Sete Brasil pierde socios, dinero y retrasa los salarios.
Una empresa creada por Petrobras para construir y arrendar plataformas de exploración presalina está en problemas; los ejecutivos se quejan del nombramiento de Pedro Barusco, el hombre involucrado en un escándalo de corrupción de 100 millones de dólares, como director de la compañía; el temor es que el ex gerente de Petrobras haya replicado el esquema de sobrefacturación en contratos y corrupción en Petrobras en Sete, que ahora es objeto de auditorías.

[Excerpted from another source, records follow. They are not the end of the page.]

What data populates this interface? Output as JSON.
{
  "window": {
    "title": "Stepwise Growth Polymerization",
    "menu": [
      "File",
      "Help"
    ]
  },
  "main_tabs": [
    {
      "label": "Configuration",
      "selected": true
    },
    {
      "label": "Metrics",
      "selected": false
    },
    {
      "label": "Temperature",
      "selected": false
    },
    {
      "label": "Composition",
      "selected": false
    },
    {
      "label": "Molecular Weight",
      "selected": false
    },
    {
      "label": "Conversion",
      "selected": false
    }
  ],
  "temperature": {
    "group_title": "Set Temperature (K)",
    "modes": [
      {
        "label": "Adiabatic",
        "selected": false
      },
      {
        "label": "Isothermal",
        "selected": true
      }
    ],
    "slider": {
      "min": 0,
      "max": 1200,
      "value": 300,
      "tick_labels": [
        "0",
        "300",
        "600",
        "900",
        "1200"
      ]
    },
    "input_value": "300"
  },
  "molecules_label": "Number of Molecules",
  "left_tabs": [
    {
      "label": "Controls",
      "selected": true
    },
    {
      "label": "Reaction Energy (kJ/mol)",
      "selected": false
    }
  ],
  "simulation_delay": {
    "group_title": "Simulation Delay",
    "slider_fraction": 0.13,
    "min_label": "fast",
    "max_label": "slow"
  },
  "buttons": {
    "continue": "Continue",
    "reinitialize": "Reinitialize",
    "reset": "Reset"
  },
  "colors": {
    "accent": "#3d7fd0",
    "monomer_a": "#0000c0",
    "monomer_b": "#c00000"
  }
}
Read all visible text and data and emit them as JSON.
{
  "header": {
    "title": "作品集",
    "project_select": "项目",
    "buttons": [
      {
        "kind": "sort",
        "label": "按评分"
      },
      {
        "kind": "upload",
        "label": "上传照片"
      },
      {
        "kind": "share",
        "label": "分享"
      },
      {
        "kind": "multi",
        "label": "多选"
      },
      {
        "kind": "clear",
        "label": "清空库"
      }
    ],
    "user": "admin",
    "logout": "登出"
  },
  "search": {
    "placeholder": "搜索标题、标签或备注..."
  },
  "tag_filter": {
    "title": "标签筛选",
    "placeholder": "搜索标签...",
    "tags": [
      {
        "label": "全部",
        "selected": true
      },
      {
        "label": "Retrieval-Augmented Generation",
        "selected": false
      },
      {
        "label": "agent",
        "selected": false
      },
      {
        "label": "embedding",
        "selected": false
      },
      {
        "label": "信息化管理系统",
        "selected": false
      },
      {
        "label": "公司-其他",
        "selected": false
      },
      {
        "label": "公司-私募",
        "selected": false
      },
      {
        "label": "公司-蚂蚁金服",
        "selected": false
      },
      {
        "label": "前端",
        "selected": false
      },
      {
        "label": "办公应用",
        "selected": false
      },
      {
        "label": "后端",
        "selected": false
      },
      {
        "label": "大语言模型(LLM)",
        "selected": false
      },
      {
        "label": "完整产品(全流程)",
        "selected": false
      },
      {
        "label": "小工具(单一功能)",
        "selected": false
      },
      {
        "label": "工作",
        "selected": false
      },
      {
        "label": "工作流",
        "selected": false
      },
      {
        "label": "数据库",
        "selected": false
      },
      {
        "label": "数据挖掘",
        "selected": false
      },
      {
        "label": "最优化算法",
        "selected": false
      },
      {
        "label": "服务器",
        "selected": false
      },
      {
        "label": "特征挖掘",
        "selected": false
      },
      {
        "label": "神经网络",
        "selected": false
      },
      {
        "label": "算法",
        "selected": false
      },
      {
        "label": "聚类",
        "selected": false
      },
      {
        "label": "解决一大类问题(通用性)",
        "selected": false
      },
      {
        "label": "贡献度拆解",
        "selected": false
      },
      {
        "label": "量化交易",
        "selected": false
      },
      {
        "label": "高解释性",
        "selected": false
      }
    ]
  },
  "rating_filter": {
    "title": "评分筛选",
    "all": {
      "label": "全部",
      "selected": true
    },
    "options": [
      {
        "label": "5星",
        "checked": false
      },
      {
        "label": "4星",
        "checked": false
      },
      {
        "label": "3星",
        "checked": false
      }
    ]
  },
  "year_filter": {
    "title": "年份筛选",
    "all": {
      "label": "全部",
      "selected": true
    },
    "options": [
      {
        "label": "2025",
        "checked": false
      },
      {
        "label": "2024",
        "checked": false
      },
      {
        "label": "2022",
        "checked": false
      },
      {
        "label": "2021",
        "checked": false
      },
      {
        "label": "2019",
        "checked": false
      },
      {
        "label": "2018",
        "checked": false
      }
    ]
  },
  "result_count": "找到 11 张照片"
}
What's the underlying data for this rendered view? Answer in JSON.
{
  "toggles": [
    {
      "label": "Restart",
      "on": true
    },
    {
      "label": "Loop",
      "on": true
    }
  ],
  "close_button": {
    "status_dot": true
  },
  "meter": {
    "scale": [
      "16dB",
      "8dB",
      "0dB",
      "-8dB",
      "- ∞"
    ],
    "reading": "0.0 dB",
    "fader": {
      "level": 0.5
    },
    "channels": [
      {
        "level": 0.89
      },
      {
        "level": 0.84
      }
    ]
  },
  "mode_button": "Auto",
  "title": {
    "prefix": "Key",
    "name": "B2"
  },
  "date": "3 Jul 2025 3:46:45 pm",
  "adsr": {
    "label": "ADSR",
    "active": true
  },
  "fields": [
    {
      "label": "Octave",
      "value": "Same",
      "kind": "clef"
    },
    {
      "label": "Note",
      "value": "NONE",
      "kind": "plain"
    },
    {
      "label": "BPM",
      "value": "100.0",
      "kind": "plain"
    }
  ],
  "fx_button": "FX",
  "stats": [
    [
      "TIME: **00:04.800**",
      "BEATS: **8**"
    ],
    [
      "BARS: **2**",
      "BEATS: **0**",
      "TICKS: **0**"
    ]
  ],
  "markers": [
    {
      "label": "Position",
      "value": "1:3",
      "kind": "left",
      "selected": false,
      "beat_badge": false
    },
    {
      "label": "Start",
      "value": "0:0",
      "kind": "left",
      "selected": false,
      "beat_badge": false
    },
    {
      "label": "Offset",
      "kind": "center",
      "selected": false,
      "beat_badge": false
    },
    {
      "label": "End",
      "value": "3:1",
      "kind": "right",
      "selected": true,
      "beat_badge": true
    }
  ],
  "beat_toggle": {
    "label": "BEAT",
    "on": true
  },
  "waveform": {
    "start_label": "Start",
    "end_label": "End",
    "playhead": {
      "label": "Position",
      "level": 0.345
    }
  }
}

247 - Creada por Petrobras para construir plataformas de exploración presalina multimillonarias, Sete Brasil se está quedando sin fondos, retrasando salarios y perdiendo socios. Según un informe de Folha de S. Paulo, la empresa, con problemas de liquidez, necesita obtener 900 millones de dólares en financiación de emergencia para cumplir con los contratos que vencen entre diciembre y febrero.
Debido a las investigaciones sobre el esquema de corrupción en la petrolera estatal, la empresa, que actualmente posee uno de los mayores contratos con Petrobras (US$ 25 millones), se ha convertido en objeto de auditorías de sus contratos.
Los ejecutivos de la compañía se quejan del nombramiento por parte de Petrobras de Pedro Barusco —quien admitió haber participado en el escándalo y prometió devolver US$97 millones a las arcas públicas— como actual director de operaciones de Sete.
Se teme que Barusco haya replicado el esquema de sobreprecios en los contratos con Sete Brasil. "Además de poner en peligro el proyecto, el 'efecto Barusco' podría dañar la imagen de los accionistas privados", señala el artículo.